During her six-hour stop in Georgia, Clinton defended the administration's policy, saying partnership with Russia is producing important results such as a nuclear arms-control accord. But she reiterated longtime U.S. support for Georgia.

"We continue to object to, and criticize, actions by Russia which we believe are wrong. At the top of the list is the invasion and occupation of Georgia," she said.

That comment drew a rebuke from Russian Prime Minister Vladimir Putin, who cast Russia's action as a liberation, rather than an occupation, Russian news agencies reported.

This rugged mountain nation of 4.5 million was a favorite of President George W. Bush, who described it as a "beacon of democracy" for the popular uprising known as the Rose Revolution in 2003. Bush met with President Mikheil Saakashvili five times and shelved a civilian nuclear cooperation deal to protest the Russian military action in Georgia in 2008.

President Obama, by contrast, has not met with Saakashvili, and in May he moved to revive the Russian nuclear deal, telling Congress that Georgia "should no longer be considered an obstacle." That unleashed a wave of criticism that Obama was sacrificing Russia's neighbors.

Clinton responded to such charges Monday, saying the U.S. government continues to press Russia to honor its commitment in a 2008 cease-fire accord to withdraw its troops.

"I think the United States can walk and chew gum at the same time," she told an audience of female leaders.

Still, Clinton acknowledged the difficulties in solving the dispute in Georgia. She suggested that the best way this country could get back the two separatist regions -- South Ossetia and Abkhazia -- is by attracting them with an improved political and economic climate.

"That is the rebuke [to Russia] that no one can dispute," she said. She warned Georgia not to respond to any provocations with violence, and pledged that the United States will continue negotiations.

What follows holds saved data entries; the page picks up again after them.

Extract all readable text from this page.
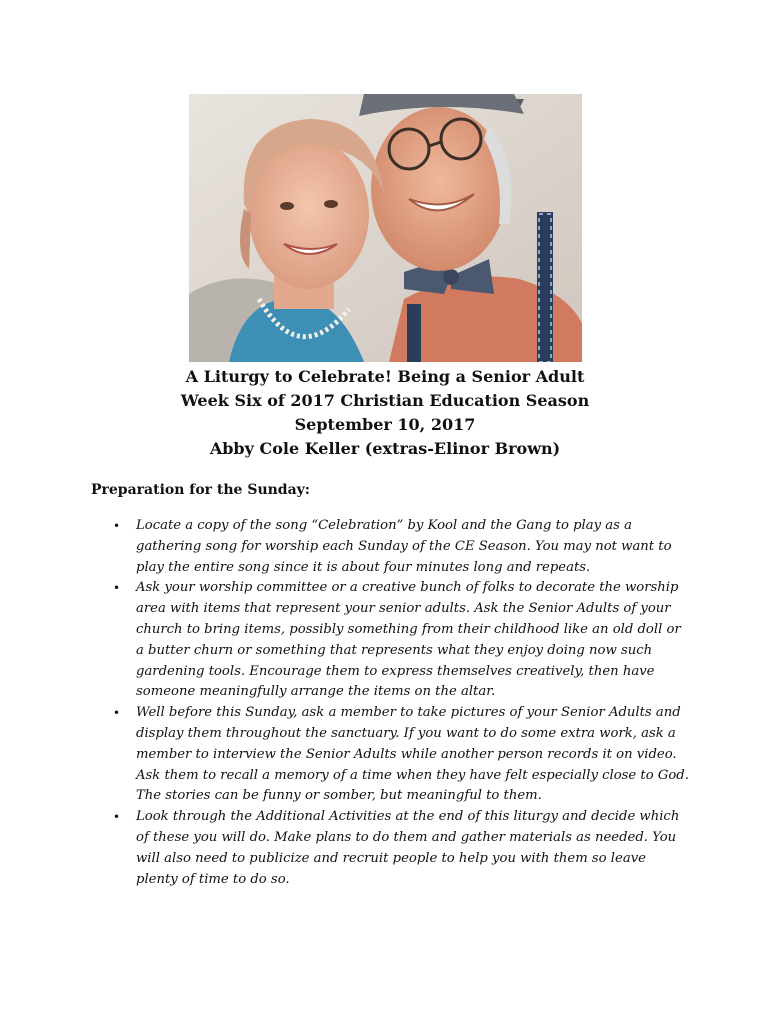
A Liturgy to Celebrate! Being a Senior Adult

Week Six of 2017 Christian Education Season

September 10, 2017

Abby Cole Keller (extras-Elinor Brown)

Preparation for the Sunday:

• Locate a copy of the song “Celebration” by Kool and the Gang to play as a gathering song for worship each Sunday of the CE Season. You may not want to play the entire song since it is about four minutes long and repeats.
• Ask your worship committee or a creative bunch of folks to decorate the worship area with items that represent your senior adults. Ask the Senior Adults of your church to bring items, possibly something from their childhood like an old doll or a butter churn or something that represents what they enjoy doing now such gardening tools. Encourage them to express themselves creatively, then have someone meaningfully arrange the items on the altar.
• Well before this Sunday, ask a member to take pictures of your Senior Adults and display them throughout the sanctuary. If you want to do some extra work, ask a member to interview the Senior Adults while another person records it on video. Ask them to recall a memory of a time when they have felt especially close to God. The stories can be funny or somber, but meaningful to them.
• Look through the Additional Activities at the end of this liturgy and decide which of these you will do. Make plans to do them and gather materials as needed. You will also need to publicize and recruit people to help you with them so leave plenty of time to do so.
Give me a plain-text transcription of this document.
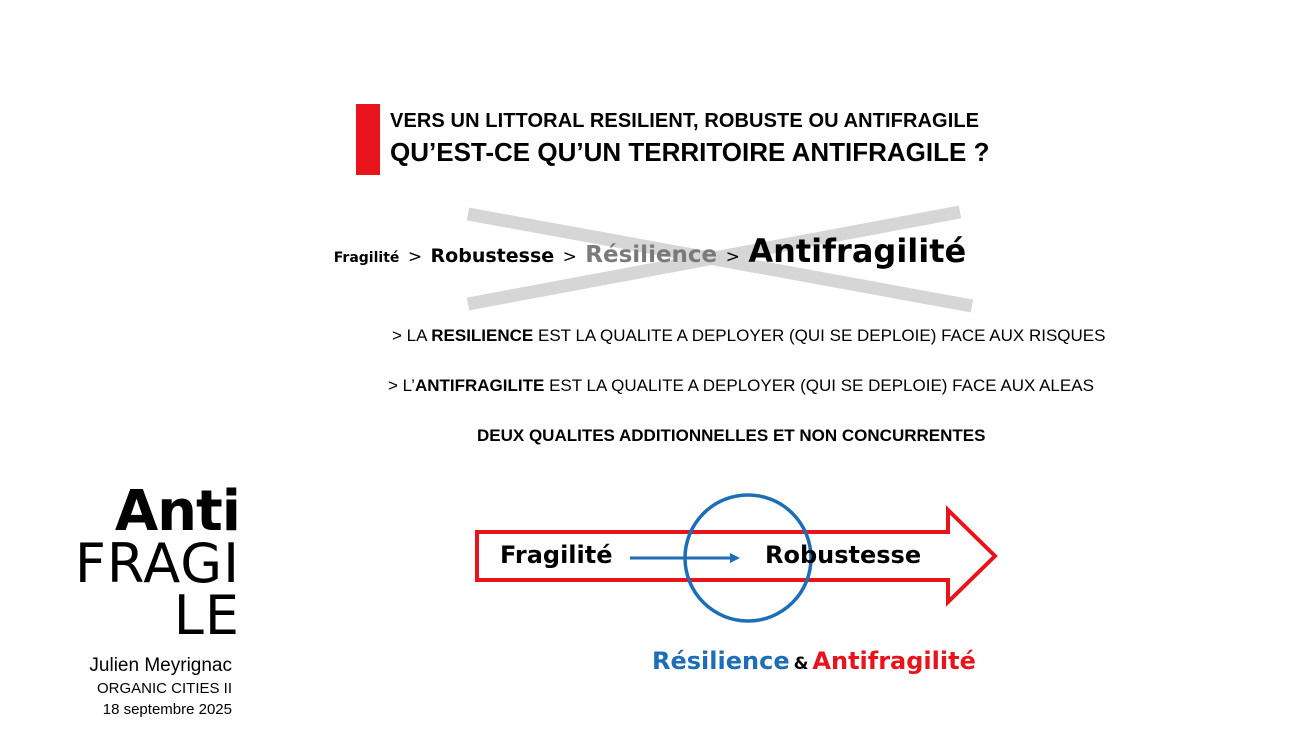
VERS UN LITTORAL RESILIENT, ROBUSTE OU ANTIFRAGILE
QU’EST-CE QU’UN TERRITOIRE ANTIFRAGILE ?
Fragilité > Robustesse > Résilience > Antifragilité
> LA RESILIENCE EST LA QUALITE A DEPLOYER (QUI SE DEPLOIE) FACE AUX RISQUES
> L’ANTIFRAGILITE EST LA QUALITE A DEPLOYER (QUI SE DEPLOIE) FACE AUX ALEAS
DEUX QUALITES ADDITIONNELLES ET NON CONCURRENTES
Fragilité	Robustesse
Résilience & Antifragilité
Anti
FRAGI
LE
Julien Meyrignac
ORGANIC CITIES II
18 septembre 2025
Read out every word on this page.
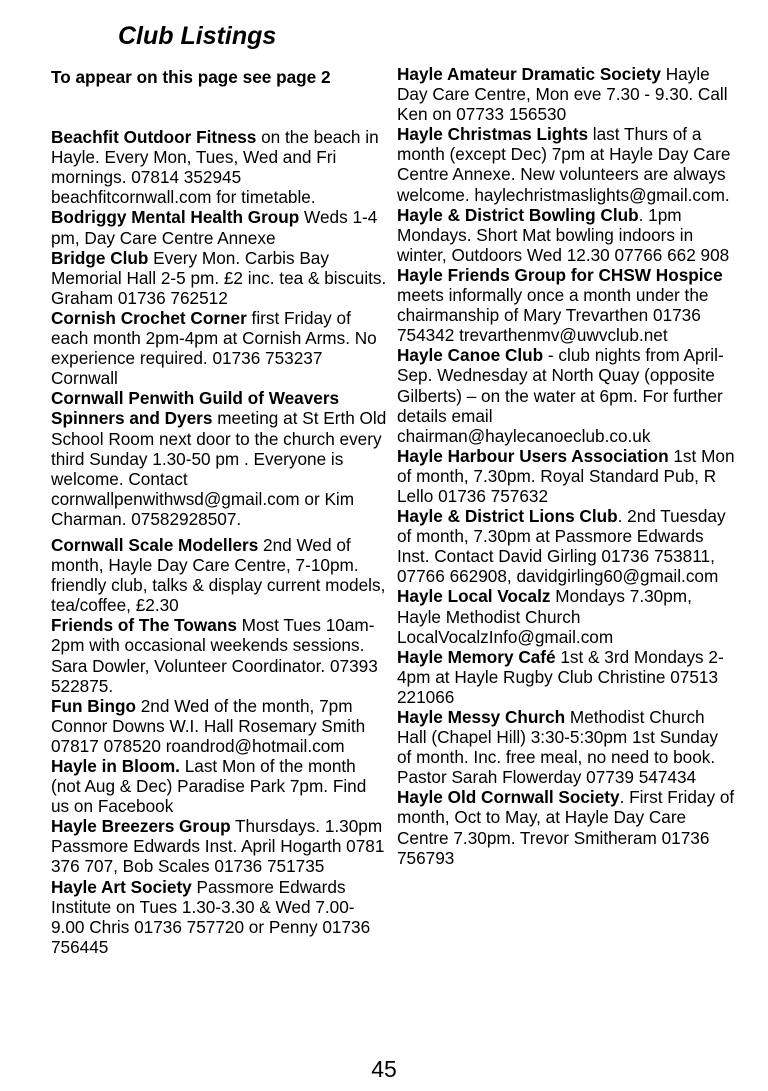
Club Listings
To appear on this page see page 2

Beachfit Outdoor Fitness on the beach in Hayle. Every Mon, Tues, Wed and Fri mornings. 07814 352945 beachfitcornwall.com for timetable.

Bodriggy Mental Health Group Weds 1-4 pm, Day Care Centre Annexe

Bridge Club Every Mon. Carbis Bay Memorial Hall 2-5 pm. £2 inc. tea & biscuits. Graham 01736 762512

Cornish Crochet Corner first Friday of each month 2pm-4pm at Cornish Arms. No experience required. 01736 753237 Cornwall

Cornwall Penwith Guild of Weavers Spinners and Dyers meeting at St Erth Old School Room next door to the church every third Sunday 1.30-50 pm . Everyone is welcome. Contact cornwallpenwithwsd@gmail.com or Kim Charman. 07582928507.

Cornwall Scale Modellers 2nd Wed of month, Hayle Day Care Centre, 7-10pm. friendly club, talks & display current models, tea/coffee, £2.30

Friends of The Towans Most Tues 10am-2pm with occasional weekends sessions. Sara Dowler, Volunteer Coordinator. 07393 522875.

Fun Bingo 2nd Wed of the month, 7pm Connor Downs W.I. Hall Rosemary Smith 07817 078520 roandrod@hotmail.com

Hayle in Bloom. Last Mon of the month (not Aug & Dec) Paradise Park 7pm. Find us on Facebook

Hayle Breezers Group Thursdays. 1.30pm Passmore Edwards Inst. April Hogarth 0781 376 707, Bob Scales 01736 751735

Hayle Art Society Passmore Edwards Institute on Tues 1.30-3.30 & Wed 7.00-9.00 Chris 01736 757720 or Penny 01736 756445

Hayle Amateur Dramatic Society Hayle Day Care Centre, Mon eve 7.30 - 9.30. Call Ken on 07733 156530

Hayle Christmas Lights last Thurs of a month (except Dec) 7pm at Hayle Day Care Centre Annexe. New volunteers are always welcome. haylechristmaslights@gmail.com.

Hayle & District Bowling Club. 1pm Mondays. Short Mat bowling indoors in winter, Outdoors Wed 12.30 07766 662 908

Hayle Friends Group for CHSW Hospice meets informally once a month under the chairmanship of Mary Trevarthen 01736 754342 trevarthenmv@uwvclub.net

Hayle Canoe Club - club nights from April- Sep. Wednesday at North Quay (opposite Gilberts) – on the water at 6pm. For further details email chairman@haylecanoeclub.co.uk

Hayle Harbour Users Association 1st Mon of month, 7.30pm. Royal Standard Pub, R Lello 01736 757632

Hayle & District Lions Club. 2nd Tuesday of month, 7.30pm at Passmore Edwards Inst. Contact David Girling 01736 753811, 07766 662908, davidgirling60@gmail.com

Hayle Local Vocalz Mondays 7.30pm, Hayle Methodist Church LocalVocalzInfo@gmail.com

Hayle Memory Café 1st & 3rd Mondays 2-4pm at Hayle Rugby Club Christine 07513 221066

Hayle Messy Church Methodist Church Hall (Chapel Hill) 3:30-5:30pm 1st Sunday of month. Inc. free meal, no need to book. Pastor Sarah Flowerday 07739 547434

Hayle Old Cornwall Society. First Friday of month, Oct to May, at Hayle Day Care Centre 7.30pm. Trevor Smitheram 01736 756793

45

Saakashvili appeared satisfied. He noted that Obama had recently begun to describe Russia's military action as an "invasion," rather than a disproportionate use of force.

"Ultimately, if the reset leads to a more modernized, more open Russia, that's good for all of us," he said at a news conference.

Russia denies that its troops are occupying the two regions, saying they are now independent countries that have invited the Russian forces to stay. The governments of South Ossetia and Abkhazia, which are not recognized by most countries, reiterated that position in statements Monday protesting Clinton's description of them as "occupied" territory.

Clinton's four-day swing through Central Europe and the Caucasus was built around a high-level international conference on democracy in Poland on Saturday. But the trip was also aimed at shoring up relations with countries that have feared being marginalized under the Obama administration. The stops included Ukraine, Azerbaijan and Armenia.

"We've paid a tremendous amount of attention to the relationship with Russia. It's an important relationship," said David Kramer, who was assistant secretary of state for democracy under Bush. "But we've barely paid any attention at all to these other countries, and I think that's been a mistake."